Since then, I've seen some much better movies there. They play some off-beat movies that aren't shown in any of the mainstream multiplexes around town. For example, this week, He Loves Me, He Loves Me Not, starring Audrey Tautou is playing. Films I've seen there in the past include Amelie, Dirty Pretty Things, the experimental Thai film I-san Special and Battle Royale 2. Upcoming will be Audition. Just the preview for that movie creeps me out.

The Apex complex consists of the Lido multiplex (where most of the stuff I consider arthouse is shown) and the Siam and Scala theatres. The latter two are single-screen venues that show mostly first-run, mainstream stuff. They are my first choice when catching a new movie, as they make the movie experience much better than any of the cookie-cutter mall cineplexes with postage-stamp screens, high prices and inconsiderate audiences.

Now, a new arthouse theatre called House is in the works, according to an article by Kong Rithdee in Friday's Bangkok Post (Real.Time, page 1)

A partnership of four young rich Thais plans to turn the older UMG RCA multiplex into an arthouse haven. This move comes at a perfect time, as the Royal City Avenue (RCA) neighborhood of nightclubs will be a hotter spot in the coming months. This is for a couple of reasons. First, a new subway line will be opening there in August, making the area much more accessible. And second RCA is one of the areas that the government has named an "entertainment zone", where presumably nightlife can continue well past the current midnight or 1am or 2am curfew.

The four partners are: Chomsajee Techaratanaprasert, 24, daughter of Somsak Techaratanaprasert of Sahamongkol Film, one of Thailand's biggest distributors of foreign films; "Ted" Yuthana Boon-om, 37, a promoter of the indie music scene, organiser of Bangkok's Fat Festival for indie bands and now with the television producing company Polyplus; Arunee Srisuk, 34, movie publicist, event organiser, all-round freelancer in all chores relating to Thai cinema; and Pongnarin U-lit, 33, Chulalongkorn University film department graduate, host of a cinema talk radio shows and film critic.

"I've had an idea to open a cinema house with a theme, with a clear scope of the films we show, but I just don't have the manpower," Chomsajee told the Post.

"Meanwhile," added Yuthana, "we've long wanted to see a cinema that shows the kind of movies that regular theatres have no interested in showing. But we don't know how to start. My original idea was to rent one of those old, abandoned cinemas and renovate it into a kind of arthouse theatre. But hey, that requires such huge investment that I knew it was impossible."
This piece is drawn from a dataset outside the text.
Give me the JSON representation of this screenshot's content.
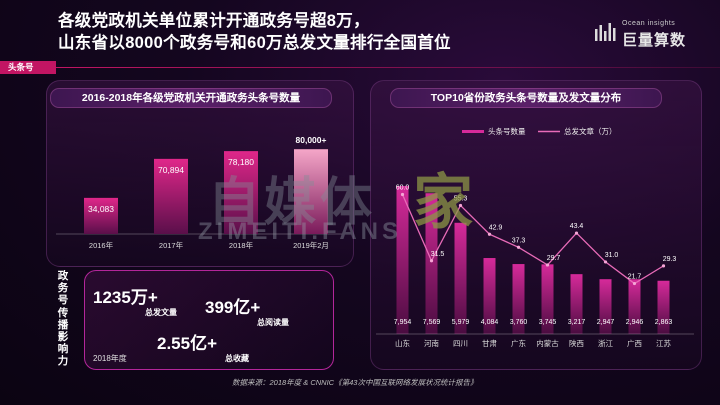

Now, with the deep pockets of Sahamongkol, it's possible. The group has renovated two 200-seat theatres that will include a coffee bar and later an art gallery and a bookshop.

And despite being a project of Sahamongkol, House will function as an independent theatre that welcomes movies from all film importers (currently only Lido comes close to that status).

Sahamongkol failed in a previous attempt to create an exclusive arthouse at the former World Trade Centre. A problem with non-mainstream films in Bangkok is their short shelf-life. When a movie, for example, The Triplets of Belleville (currently on show at Lido), opens in the first week and the audience's response is not impressive, the theatre will reduce the showtimes and gradually fade the title out after two or three weeks. This puts added pressure on film-buffs to try to attend the screenings. Meanwhile, marketers know that sometimes a good film needs a longer period to build up word-of-mouth and generate interest.

House vows to fix that glitch: It intends to run each title for at least a month or longer regardless of the audience's reception.

To celebrate its grand opening next month, House plans to show 150 films during the first two weeks.

"We've selected 150 movies of the past few years that might have had a short run at Bangkok theatres or that never got a release, from Chinese classic like Zhang Yimou's Story of Qi Ju to City of God and everything in between. All you have to do is pay a membership fee of just 100 baht, then you can watch as many films as you want within these first three weeks."

Well, I'm excited. I've been thinking about the Story of Qi Ju and would like to see that again. Until the subway opens, RCA is hard to get to with the traffic situation in Bangkok, but I might make an effort depending on the movies they're showing.